Hoffman found early mainstream success with small roles in a variety of big-ticket Hollywood pictures, The Big Lebowski, Scent Of A Woman, Nobody’s Fool. After turning heads in Todd Solondz’s Happiness, a collaboration, Hard Eight, with wunderkind auteur Paul Thomas Anderson blossomed into a classic working relationship of director and muse, and Anderson’s successive three films (Boogie Nights, Magnolia, Punch-Drunk Love) elevated Hoffman’s profile and pushed him to riveting emotional extremes. He became the center of great and lesser movies, stealing scenes whether central to the narrative or not. Even in high-octane popcorn fare, he demanded rapt attention–his weary heavy in Mission: Impossible III is one of Bruckheimer-era action cinema’s great throwaway villains. He lent a necessary gravitas to Almost Famous; played ugly and put-upon in 25th Hour; got ribald in Cold Mountain; wasn’t afraid to giggle in Along Came Polly. The list is long and remarkable. It did not go unrewarded by the Academy, either, as Hoffman was nominated for Oscar gold four times. His first time up, he won Best Actor.
Capote is the rare gem that, after receiving great plaudits on initial release, has improved and deepened with age. Its dark, lonely winter would not be possible without Hoffman, who cloisters himself within a Truman Capote on the verge of both greatness and a fall from grace. That great baritone grumble pursed into legato chirps, the intimidating heft withdrawn behind dreaming, boozy gestures–it’s a grand performance, an embodiment of a well-known public figure that fits its expected persona just enough to reveal the aching desperation that drove both the demons and better angels of the artist’s nature. Hoffman won an Oscar, and in accepting it gave his usual public air of raw clay; even dressed for style he looked rumpled, askew, as if the meticulous craft he brought to his work left him little energy or regard for personal panache. He could be molded and mold himself into so many places; he could fill a casting call from a single chair.

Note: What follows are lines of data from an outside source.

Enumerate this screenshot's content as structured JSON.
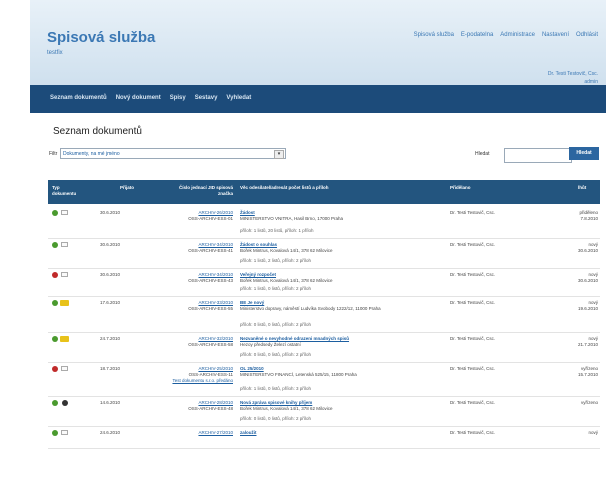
{
  "app": {
    "title": "Spisová služba",
    "subtitle": "testfix"
  },
  "top_menu": [
    "Spisová služba",
    "E-podatelna",
    "Administrace",
    "Nastavení",
    "Odhlásit"
  ],
  "user": {
    "line1": "Dr. Testi Testovič, Csc.",
    "line2": "admin"
  },
  "nav": [
    "Seznam dokumentů",
    "Nový dokument",
    "Spisy",
    "Sestavy",
    "Vyhledat"
  ],
  "page_title": "Seznam dokumentů",
  "filter": {
    "label": "Filtr",
    "value": "Dokumenty, na mé jméno"
  },
  "search": {
    "label": "Hledat",
    "placeholder": "",
    "button": "Hledat"
  },
  "table": {
    "headers": {
      "type": "Typ dokumentu",
      "received": "Přijato",
      "cj": "Číslo jednací JID spisová značka",
      "vec": "Věc odesílatel/adresát počet listů a příloh",
      "handler": "Přidělano",
      "due": "lhůt"
    },
    "rows": [
      {
        "received": "30.6.2010",
        "cj": "ARCHIV-26/2010",
        "jid": "OSS-ARCHIV-ESS-01",
        "extra": "",
        "subject": "Žádost",
        "sender": "MINISTERSTVO VNITRA, Hasil Brno, 17000 Praha",
        "info": "příloh: 1 listů, 20 listů, příloh: 1 příloh",
        "handler": "Dr. Testi Testovič, Csc.",
        "status": "přiděleno",
        "status_date": "7.8.2010",
        "type_color": "#4a9a2e",
        "second_icon": "box"
      },
      {
        "received": "30.6.2010",
        "cj": "ARCHIV-34/2010",
        "jid": "OSS-ARCHIV-ESS-41",
        "extra": "",
        "subject": "Žádost o souhlas",
        "sender": "Bořek Mintrus, Kovalová 14/1, 378 62 Milovice",
        "info": "příloh: 1 listů, 2 listů, příloh: 2 příloh",
        "handler": "Dr. Testi Testovič, Csc.",
        "status": "nový",
        "status_date": "30.6.2010",
        "type_color": "#4a9a2e",
        "second_icon": "box"
      },
      {
        "received": "30.6.2010",
        "cj": "ARCHIV-34/2010",
        "jid": "OSS-ARCHIV-ESS-43",
        "extra": "",
        "subject": "Veřejný rozpočet",
        "sender": "Bořek Mintrus, Kovalová 14/1, 378 62 Milovice",
        "info": "příloh: 1 listů, 0 listů, příloh: 2 příloh",
        "handler": "Dr. Testi Testovič, Csc.",
        "status": "nový",
        "status_date": "30.6.2010",
        "type_color": "#c02a2a",
        "second_icon": "box"
      },
      {
        "received": "17.6.2010",
        "cj": "ARCHIV-33/2010",
        "jid": "OSS-ARCHIV-ESS-55",
        "extra": "",
        "subject": "BE Je nový",
        "sender": "Ministerstvo dopravy, náměstí Ludvíka Svobody 1222/12, 11000 Praha",
        "info": "příloh: 0 listů, 0 listů, příloh: 2 příloh",
        "handler": "Dr. Testi Testovič, Csc.",
        "status": "nový",
        "status_date": "19.6.2010",
        "type_color": "#4a9a2e",
        "second_icon": "flag"
      },
      {
        "received": "24.7.2010",
        "cj": "ARCHIV-32/2010",
        "jid": "OSS-ARCHIV-ESS-58",
        "extra": "",
        "subject": "Nezvaněné o nevyhodné odrazeni mnadných spisů",
        "sender": "Hezoy předsedy Železí ostatní",
        "info": "příloh: 0 listů, 0 listů, příloh: 2 příloh",
        "handler": "Dr. Testi Testovič, Csc.",
        "status": "nový",
        "status_date": "21.7.2010",
        "type_color": "#4a9a2e",
        "second_icon": "flag"
      },
      {
        "received": "18.7.2010",
        "cj": "ARCHIV-25/2010",
        "jid": "OSS-ARCHIV-ESS-11",
        "extra": "Test dokumentu s.r.o. předáno",
        "subject": "OL 25/2010",
        "sender": "MINISTERSTVO FINANCÍ, Letenská 525/15, 11800 Praha",
        "info": "příloh: 1 listů, 0 listů, příloh: 3 příloh",
        "handler": "Dr. Testi Testovič, Csc.",
        "status": "vyřízeno",
        "status_date": "15.7.2010",
        "type_color": "#c02a2a",
        "second_icon": "box"
      },
      {
        "received": "14.6.2010",
        "cj": "ARCHIV-28/2010",
        "jid": "OSS-ARCHIV-ESS-48",
        "extra": "",
        "subject": "Nová zpráva spisové knihy příjem",
        "sender": "Bořek Mintrus, Kovalová 14/1, 378 62 Milovice",
        "info": "příloh: 0 listů, 0 listů, příloh: 2 příloh",
        "handler": "Dr. Testi Testovič, Csc.",
        "status": "vyřízeno",
        "status_date": "",
        "type_color": "#4a9a2e",
        "second_icon": "gear"
      },
      {
        "received": "24.6.2010",
        "cj": "ARCHIV-27/2010",
        "jid": "",
        "extra": "",
        "subject": "zaloužit",
        "sender": "",
        "info": "",
        "handler": "Dr. Testi Testovič, Csc.",
        "status": "nový",
        "status_date": "",
        "type_color": "#4a9a2e",
        "second_icon": "box"
      }
    ]
  }
}
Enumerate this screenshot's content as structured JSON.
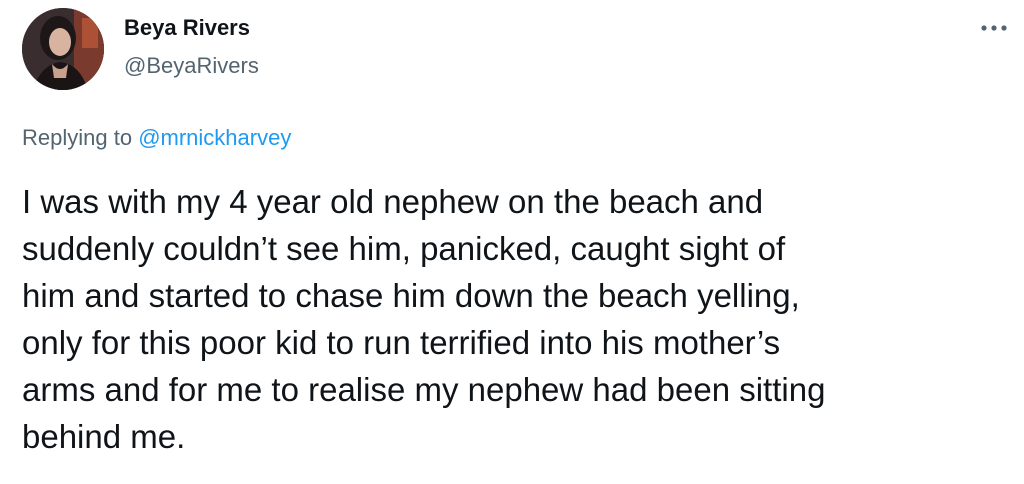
{
  "author": {
    "display_name": "Beya Rivers",
    "handle": "@BeyaRivers",
    "avatar_icon": "profile-photo"
  },
  "actions": {
    "more_icon": "more-horizontal-icon"
  },
  "reply": {
    "prefix": "Replying to ",
    "handle": "@mrnickharvey"
  },
  "tweet": {
    "text": "I was with my 4 year old nephew on the beach and\nsuddenly couldn’t see him, panicked, caught sight of\nhim and started to chase him down the beach yelling,\nonly for this poor kid to run terrified into his mother’s\narms and for me to realise my nephew had been sitting\nbehind me."
  },
  "colors": {
    "text_primary": "#0f1419",
    "text_secondary": "#536471",
    "link": "#1d9bf0"
  }
}
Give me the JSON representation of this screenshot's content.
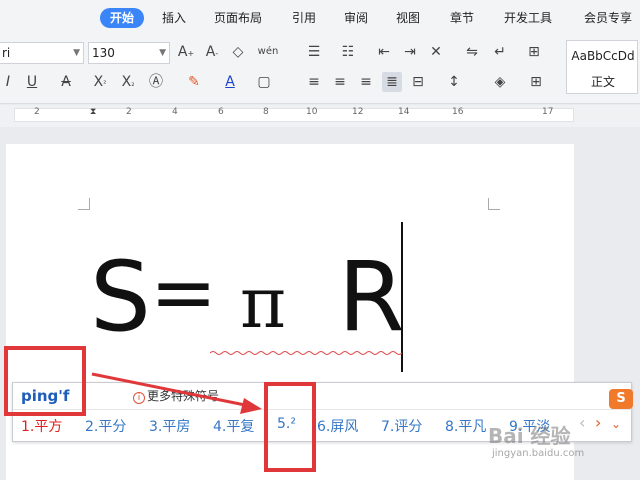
{
  "menu": {
    "tabs": [
      {
        "label": "开始"
      },
      {
        "label": "插入"
      },
      {
        "label": "页面布局"
      },
      {
        "label": "引用"
      },
      {
        "label": "审阅"
      },
      {
        "label": "视图"
      },
      {
        "label": "章节"
      },
      {
        "label": "开发工具"
      },
      {
        "label": "会员专享"
      }
    ]
  },
  "ribbon": {
    "font_name": "ri",
    "font_size": "130",
    "style_sample": "AaBbCcDd",
    "style_name": "正文",
    "phonetic_glyph": "wén"
  },
  "ruler": {
    "numbers": [
      "2",
      "2",
      "4",
      "6",
      "8",
      "10",
      "12",
      "14",
      "16",
      "17"
    ]
  },
  "document": {
    "formula": {
      "s": "S",
      "eq": "=",
      "pi": "π",
      "r": "R"
    }
  },
  "ime": {
    "input": "ping'f",
    "hint": "更多特殊符号",
    "logo": "S",
    "candidates": [
      {
        "label": "1.平方"
      },
      {
        "label": "2.平分"
      },
      {
        "label": "3.平房"
      },
      {
        "label": "4.平复"
      },
      {
        "label": "5.²"
      },
      {
        "label": "6.屏风"
      },
      {
        "label": "7.评分"
      },
      {
        "label": "8.平凡"
      },
      {
        "label": "9.平淡"
      }
    ],
    "prev": "‹",
    "next": "›"
  },
  "watermark": {
    "main": "Bai 经验",
    "sub": "jingyan.baidu.com"
  },
  "colors": {
    "accent": "#3a85f8",
    "annotation": "#e0383a",
    "candidate_first": "#e02020",
    "candidate": "#3577c6"
  }
}
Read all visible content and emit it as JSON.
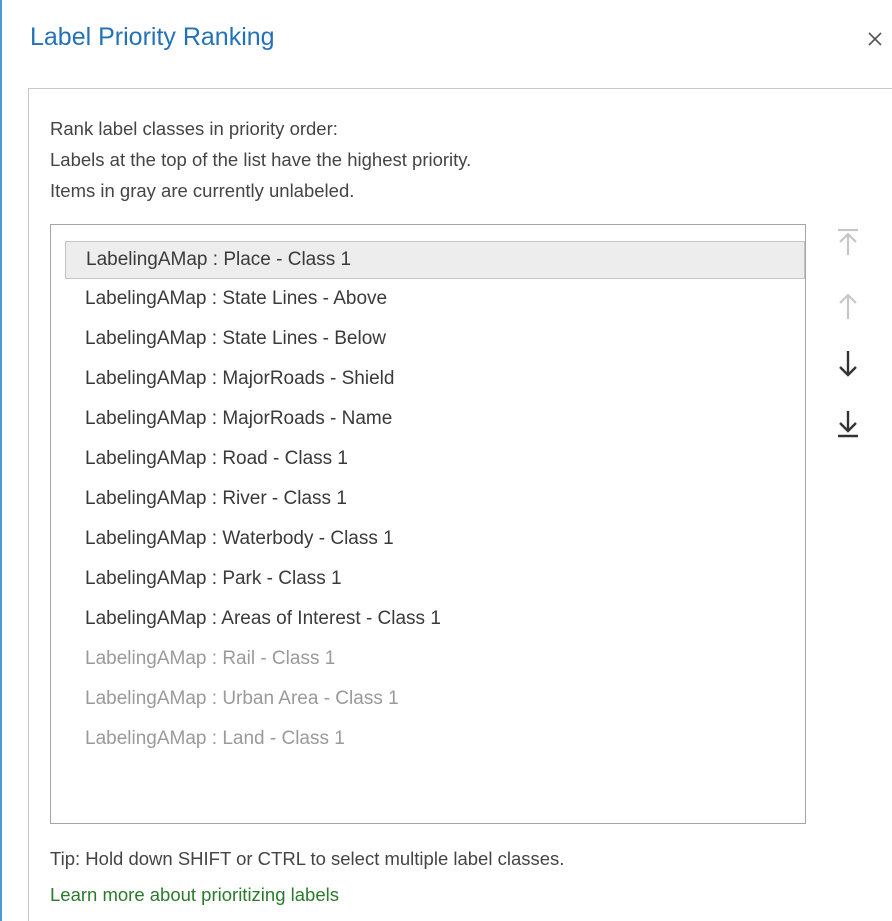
{
  "dialog": {
    "title": "Label Priority Ranking",
    "close_icon": "close-icon"
  },
  "instructions": [
    "Rank label classes in priority order:",
    "Labels at the top of the list have the highest priority.",
    "Items in gray are currently unlabeled."
  ],
  "list": {
    "items": [
      {
        "label": "LabelingAMap : Place - Class 1",
        "selected": true,
        "unlabeled": false
      },
      {
        "label": "LabelingAMap : State Lines - Above",
        "selected": false,
        "unlabeled": false
      },
      {
        "label": "LabelingAMap : State Lines - Below",
        "selected": false,
        "unlabeled": false
      },
      {
        "label": "LabelingAMap : MajorRoads - Shield",
        "selected": false,
        "unlabeled": false
      },
      {
        "label": "LabelingAMap : MajorRoads - Name",
        "selected": false,
        "unlabeled": false
      },
      {
        "label": "LabelingAMap : Road - Class 1",
        "selected": false,
        "unlabeled": false
      },
      {
        "label": "LabelingAMap : River - Class 1",
        "selected": false,
        "unlabeled": false
      },
      {
        "label": "LabelingAMap : Waterbody - Class 1",
        "selected": false,
        "unlabeled": false
      },
      {
        "label": "LabelingAMap : Park - Class 1",
        "selected": false,
        "unlabeled": false
      },
      {
        "label": "LabelingAMap : Areas of Interest - Class 1",
        "selected": false,
        "unlabeled": false
      },
      {
        "label": "LabelingAMap : Rail - Class 1",
        "selected": false,
        "unlabeled": true
      },
      {
        "label": "LabelingAMap : Urban Area - Class 1",
        "selected": false,
        "unlabeled": true
      },
      {
        "label": "LabelingAMap : Land - Class 1",
        "selected": false,
        "unlabeled": true
      }
    ]
  },
  "side_buttons": {
    "move_to_top": {
      "icon": "move-to-top-icon",
      "enabled": false
    },
    "move_up": {
      "icon": "arrow-up-icon",
      "enabled": false
    },
    "move_down": {
      "icon": "arrow-down-icon",
      "enabled": true
    },
    "move_to_bottom": {
      "icon": "move-to-bottom-icon",
      "enabled": true
    }
  },
  "footer": {
    "tip": "Tip: Hold down SHIFT or CTRL to select multiple label classes.",
    "learn_more_link": "Learn more about prioritizing labels"
  },
  "colors": {
    "title": "#2372b8",
    "window_border": "#4a9ad4",
    "link": "#2b7a2b",
    "unlabeled_text": "#9a9a9a",
    "selected_row": "#ededed",
    "disabled_icon": "#c6c6c6",
    "enabled_icon": "#333333"
  }
}
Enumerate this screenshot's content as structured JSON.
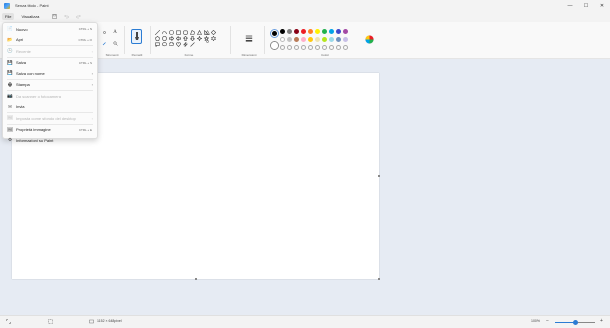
{
  "window": {
    "title": "Senza titolo - Paint",
    "minimize_glyph": "—",
    "maximize_glyph": "☐",
    "close_glyph": "✕"
  },
  "menubar": {
    "file": "File",
    "view": "Visualizza",
    "save_icon": "floppy-icon",
    "undo_icon": "undo-icon",
    "redo_icon": "redo-icon"
  },
  "ribbon": {
    "groups": {
      "tools": "Strumenti",
      "brushes": "Pennelli",
      "shapes": "Forme",
      "size": "Dimensioni",
      "colors": "Colori"
    }
  },
  "file_menu": {
    "items": [
      {
        "label": "Nuovo",
        "icon": "📄",
        "shortcut": "CTRL + N",
        "disabled": false
      },
      {
        "label": "Apri",
        "icon": "📂",
        "shortcut": "CTRL + O",
        "disabled": false
      },
      {
        "label": "Recente",
        "icon": "🕒",
        "shortcut": "›",
        "disabled": true
      },
      {
        "label": "Salva",
        "icon": "💾",
        "shortcut": "CTRL + S",
        "disabled": false
      },
      {
        "label": "Salva con nome",
        "icon": "💾",
        "shortcut": "›",
        "disabled": false
      },
      {
        "label": "Stampa",
        "icon": "🖶",
        "shortcut": "›",
        "disabled": false
      },
      {
        "label": "Da scanner o fotocamera",
        "icon": "📷",
        "shortcut": "",
        "disabled": true
      },
      {
        "label": "Invia",
        "icon": "✉",
        "shortcut": "",
        "disabled": false
      },
      {
        "label": "Imposta come sfondo del desktop",
        "icon": "🖼",
        "shortcut": "›",
        "disabled": true
      },
      {
        "label": "Proprietà immagine",
        "icon": "🖼",
        "shortcut": "CTRL + E",
        "disabled": false
      },
      {
        "label": "Informazioni su Paint",
        "icon": "⚙",
        "shortcut": "",
        "disabled": false
      }
    ]
  },
  "colors": {
    "primary": "#000000",
    "secondary": "#ffffff",
    "palette": [
      "#000000",
      "#7f7f7f",
      "#880015",
      "#ed1c24",
      "#ff7f27",
      "#fff200",
      "#22b14c",
      "#00a2e8",
      "#3f48cc",
      "#a349a4",
      "#ffffff",
      "#c3c3c3",
      "#b97a57",
      "#ffaec9",
      "#ffc90e",
      "#efe4b0",
      "#b5e61d",
      "#99d9ea",
      "#7092be",
      "#c8bfe7"
    ]
  },
  "statusbar": {
    "canvas_size": "1152 × 648pixel",
    "zoom": "100%",
    "zoom_fraction": 0.5
  }
}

The tenor of his leading roles, though, rings different today. Hoffman in a supporting role could pivot from frozen neuroses to double-barrel (often screaming) hysterics, but the times when he took a film by the reins almost invariably find the actor embodying desperate, contracted men. Owning Mahowny, Love Liza, Synecdoche, New York, Before The Devil Knows You’re Dead, The Master, Capote. When he chose a grand canvas, he worked in deep blue, a shade of which he seemed to possess an endless supply. By which, we now know, he would be overwhelmed. Now comes the celebration of the mourned artist, a genius of control, whose presence so many realize now they are really going to miss, one for the ages, a sad man at rest. If his way out was his torture, in its wake may he find peace. The rest of us…well, I always had a particular love for the Hoffman that purred like a cat. Waltzing in ten characters late, slipping audience, script and scene into his pocket in ten seconds, a choice bon mot, maybe, a perfect exit. Shadowed with soul, the man lit up a room.